Rich Wilson, co-founder and CEO, shares the company’s plans for scaling up, going global and making the most of Scotland’s talent – and how the DDE Programme and AI Accelerator helped them make some crucial connections.
I joined the recruitment industry in my early twenties and was fast tracked into leadership at 23. After 12 years as an executive director at Gartner, I burned out. Despite deciding on a change, I kept a hand in and joined the Data Lab as a skills advisory board member. There, I met John Brodie, who’d just exited Aquila Insight. I had an idea for improving the recruitment process with technology and knew John would be the ideal mentor. I pitched him my idea and he said ‘yes’.
Our platform connects businesses with quality talent and freelancers. To do this before Gigged.AI you would have needed to rely on lots of different processes and platforms and we’re trying to provide a one-stop-shop ecosystem. Basically, we want to automate what a recruiter does via an AI-driven easy-to-use platform, making it possible to match the right talent to the right jobs quickly and easily.

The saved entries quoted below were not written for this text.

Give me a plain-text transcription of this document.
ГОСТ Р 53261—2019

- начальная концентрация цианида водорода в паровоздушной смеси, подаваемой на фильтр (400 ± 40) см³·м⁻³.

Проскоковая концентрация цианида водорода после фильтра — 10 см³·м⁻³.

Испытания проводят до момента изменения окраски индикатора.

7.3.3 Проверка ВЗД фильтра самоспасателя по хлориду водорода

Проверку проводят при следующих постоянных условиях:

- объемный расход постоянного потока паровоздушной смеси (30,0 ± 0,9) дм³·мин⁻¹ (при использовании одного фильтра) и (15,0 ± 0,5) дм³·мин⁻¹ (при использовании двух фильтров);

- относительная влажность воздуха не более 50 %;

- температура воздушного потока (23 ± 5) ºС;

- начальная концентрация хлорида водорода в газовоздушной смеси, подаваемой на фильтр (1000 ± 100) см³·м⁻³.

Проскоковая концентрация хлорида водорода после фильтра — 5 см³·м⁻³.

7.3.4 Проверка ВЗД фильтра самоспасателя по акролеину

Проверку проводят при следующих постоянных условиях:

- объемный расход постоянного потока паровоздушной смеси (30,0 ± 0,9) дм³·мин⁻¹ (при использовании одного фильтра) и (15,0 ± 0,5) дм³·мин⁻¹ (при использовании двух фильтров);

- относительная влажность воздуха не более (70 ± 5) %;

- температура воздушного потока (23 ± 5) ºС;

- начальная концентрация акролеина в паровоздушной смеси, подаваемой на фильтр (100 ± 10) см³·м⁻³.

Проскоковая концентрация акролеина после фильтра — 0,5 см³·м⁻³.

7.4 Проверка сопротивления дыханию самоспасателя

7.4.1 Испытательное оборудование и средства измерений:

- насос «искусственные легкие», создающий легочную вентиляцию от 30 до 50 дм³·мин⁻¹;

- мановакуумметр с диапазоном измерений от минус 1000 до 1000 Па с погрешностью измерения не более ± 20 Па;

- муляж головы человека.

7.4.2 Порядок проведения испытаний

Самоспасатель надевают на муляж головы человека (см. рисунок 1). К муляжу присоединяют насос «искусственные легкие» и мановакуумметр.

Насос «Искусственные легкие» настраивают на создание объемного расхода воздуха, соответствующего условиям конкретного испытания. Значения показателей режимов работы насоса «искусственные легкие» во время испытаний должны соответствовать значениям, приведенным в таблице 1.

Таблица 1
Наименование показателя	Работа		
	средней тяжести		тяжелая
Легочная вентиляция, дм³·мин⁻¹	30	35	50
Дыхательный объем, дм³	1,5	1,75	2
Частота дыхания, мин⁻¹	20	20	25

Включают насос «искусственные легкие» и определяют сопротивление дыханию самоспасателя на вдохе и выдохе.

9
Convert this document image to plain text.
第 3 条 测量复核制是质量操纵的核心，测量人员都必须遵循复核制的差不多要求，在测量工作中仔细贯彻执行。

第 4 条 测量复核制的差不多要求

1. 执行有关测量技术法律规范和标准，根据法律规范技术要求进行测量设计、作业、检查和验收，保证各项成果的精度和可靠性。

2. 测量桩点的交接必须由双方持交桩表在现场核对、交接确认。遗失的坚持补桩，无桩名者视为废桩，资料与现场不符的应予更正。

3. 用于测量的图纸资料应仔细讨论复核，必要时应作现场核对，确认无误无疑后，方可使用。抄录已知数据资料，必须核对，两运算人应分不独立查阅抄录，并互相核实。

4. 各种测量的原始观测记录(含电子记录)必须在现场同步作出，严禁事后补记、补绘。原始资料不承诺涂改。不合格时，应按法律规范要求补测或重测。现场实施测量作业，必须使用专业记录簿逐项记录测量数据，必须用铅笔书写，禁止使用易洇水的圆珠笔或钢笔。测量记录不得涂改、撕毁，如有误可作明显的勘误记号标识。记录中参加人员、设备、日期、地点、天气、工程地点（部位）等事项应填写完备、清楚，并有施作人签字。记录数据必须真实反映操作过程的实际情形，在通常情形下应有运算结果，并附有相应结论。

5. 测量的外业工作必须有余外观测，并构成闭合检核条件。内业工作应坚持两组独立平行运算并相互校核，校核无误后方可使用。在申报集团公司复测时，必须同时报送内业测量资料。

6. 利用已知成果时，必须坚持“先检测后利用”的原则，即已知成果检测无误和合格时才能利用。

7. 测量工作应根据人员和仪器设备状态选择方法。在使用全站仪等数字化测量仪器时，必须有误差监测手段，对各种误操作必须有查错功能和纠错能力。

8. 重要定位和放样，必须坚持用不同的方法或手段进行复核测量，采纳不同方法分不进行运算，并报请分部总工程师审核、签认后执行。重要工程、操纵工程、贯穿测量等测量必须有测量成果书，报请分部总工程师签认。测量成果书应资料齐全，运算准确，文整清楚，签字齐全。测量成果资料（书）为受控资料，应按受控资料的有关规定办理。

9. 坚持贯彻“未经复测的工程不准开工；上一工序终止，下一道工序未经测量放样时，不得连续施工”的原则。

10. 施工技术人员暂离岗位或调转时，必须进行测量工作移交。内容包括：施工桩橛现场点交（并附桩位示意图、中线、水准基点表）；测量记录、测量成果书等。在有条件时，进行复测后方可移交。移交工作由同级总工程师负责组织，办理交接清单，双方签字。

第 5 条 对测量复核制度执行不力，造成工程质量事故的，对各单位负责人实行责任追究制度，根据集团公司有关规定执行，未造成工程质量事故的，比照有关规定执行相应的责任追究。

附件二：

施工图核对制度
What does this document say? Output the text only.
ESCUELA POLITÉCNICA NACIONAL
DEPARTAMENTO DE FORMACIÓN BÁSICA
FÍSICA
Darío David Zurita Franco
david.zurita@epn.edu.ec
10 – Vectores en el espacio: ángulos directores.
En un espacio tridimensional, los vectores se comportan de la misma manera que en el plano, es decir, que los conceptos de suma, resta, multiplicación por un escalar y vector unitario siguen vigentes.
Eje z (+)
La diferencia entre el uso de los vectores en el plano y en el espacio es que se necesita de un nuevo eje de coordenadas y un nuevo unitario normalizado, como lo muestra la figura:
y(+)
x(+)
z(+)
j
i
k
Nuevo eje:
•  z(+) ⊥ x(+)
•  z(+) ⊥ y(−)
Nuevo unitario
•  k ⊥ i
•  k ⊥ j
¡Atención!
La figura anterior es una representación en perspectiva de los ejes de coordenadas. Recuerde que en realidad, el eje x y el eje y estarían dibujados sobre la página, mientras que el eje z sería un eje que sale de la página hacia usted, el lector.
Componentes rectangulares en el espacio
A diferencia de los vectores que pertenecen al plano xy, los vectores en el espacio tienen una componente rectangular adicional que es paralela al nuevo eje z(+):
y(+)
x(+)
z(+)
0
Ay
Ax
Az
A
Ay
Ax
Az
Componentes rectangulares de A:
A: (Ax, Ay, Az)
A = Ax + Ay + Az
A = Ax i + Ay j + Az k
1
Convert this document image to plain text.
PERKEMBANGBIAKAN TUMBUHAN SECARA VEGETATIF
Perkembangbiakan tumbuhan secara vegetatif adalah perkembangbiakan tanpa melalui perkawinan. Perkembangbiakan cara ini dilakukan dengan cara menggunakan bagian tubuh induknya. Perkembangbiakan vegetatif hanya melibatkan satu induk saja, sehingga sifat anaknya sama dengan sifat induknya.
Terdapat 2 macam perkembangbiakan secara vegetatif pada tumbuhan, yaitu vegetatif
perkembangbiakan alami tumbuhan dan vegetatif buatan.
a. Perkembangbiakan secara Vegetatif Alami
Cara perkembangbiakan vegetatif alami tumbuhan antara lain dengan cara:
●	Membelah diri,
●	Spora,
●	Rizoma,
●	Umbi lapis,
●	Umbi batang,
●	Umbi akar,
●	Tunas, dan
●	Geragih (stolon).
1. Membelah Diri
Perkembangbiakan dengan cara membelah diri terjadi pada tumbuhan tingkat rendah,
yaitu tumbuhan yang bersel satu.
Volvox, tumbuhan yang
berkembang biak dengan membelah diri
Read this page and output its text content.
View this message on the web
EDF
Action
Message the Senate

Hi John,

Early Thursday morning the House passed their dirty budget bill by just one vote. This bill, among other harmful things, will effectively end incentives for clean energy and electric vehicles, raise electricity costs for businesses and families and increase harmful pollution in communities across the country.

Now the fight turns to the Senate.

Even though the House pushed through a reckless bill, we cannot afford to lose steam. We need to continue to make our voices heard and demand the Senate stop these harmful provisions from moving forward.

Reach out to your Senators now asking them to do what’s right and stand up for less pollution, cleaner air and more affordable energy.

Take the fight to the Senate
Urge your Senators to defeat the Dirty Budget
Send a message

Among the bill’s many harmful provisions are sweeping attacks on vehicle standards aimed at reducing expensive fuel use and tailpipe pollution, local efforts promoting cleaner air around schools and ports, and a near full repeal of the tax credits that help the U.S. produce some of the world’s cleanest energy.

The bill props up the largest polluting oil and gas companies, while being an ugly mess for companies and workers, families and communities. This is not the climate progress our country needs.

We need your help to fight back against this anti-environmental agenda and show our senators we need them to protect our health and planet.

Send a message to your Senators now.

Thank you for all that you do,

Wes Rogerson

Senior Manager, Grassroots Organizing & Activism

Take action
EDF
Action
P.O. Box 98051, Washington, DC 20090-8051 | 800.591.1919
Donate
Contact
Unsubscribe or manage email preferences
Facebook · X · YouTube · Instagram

Our platform is B2B, but I would say we’re focusing on solving three different challenges for three different groups: small and medium sized companies, larger enterprises and universities, and also freelancers. For the small to medium companies, we’re trying to help get ahead of the permanent tech crisis. For larger enterprises, our technology helps them look internally before they look externally. Freelancers get access to well-defined, quality opportunities while reducing admin and overhead time.
As we grow our own business, from a Scottish perspective, we’re hiring from often overlooked talent pools and we support them through a mentorship scheme. We’re hiring student apprentices, we’re bringing women returners in and offering fully flexible, remote working to accommodate those who can’t work a ‘nine to five’ job. So we’re really making the most of the amazing and diverse workforce available here in Scotland.
In the last six months, we’ve moved from being a ‘passion project’, to being something tangible. We have hired 10 people. We have got over 3000 users and over 200 clients. We won Scottish Edge and Tech Nation Rising Star. We were a finalist in the KPMG, Tech Innovation of the Year.
There are a few things in the Accelerator that have really hit home for us. A big one being the companies and mentors we had access to such as NileHQ for design challenges. We came to the Accelerator already set up, with employees and early investment in hand, and Nile supported us in terms of storytelling and refining our product and customer journey. It absolutely accelerated what we do, no doubt about it.
My best advice is to go and build connections with mentors or advisors who have been there and done it. Most entrepreneurs are really very open with their time, and can give you insight you won’t get anywhere else.
We’re excelling, we’re growing, we’re six months ahead of our goal and everybody that we’ve hired has contributed to that. Now we’re aiming to raise a significant amount of funding, over £4m ideally. That will allow us to increase our headcount from 11 to 45, giving opportunities to different demographics and different workforces. We also plan to open an office in Houston and break into the US.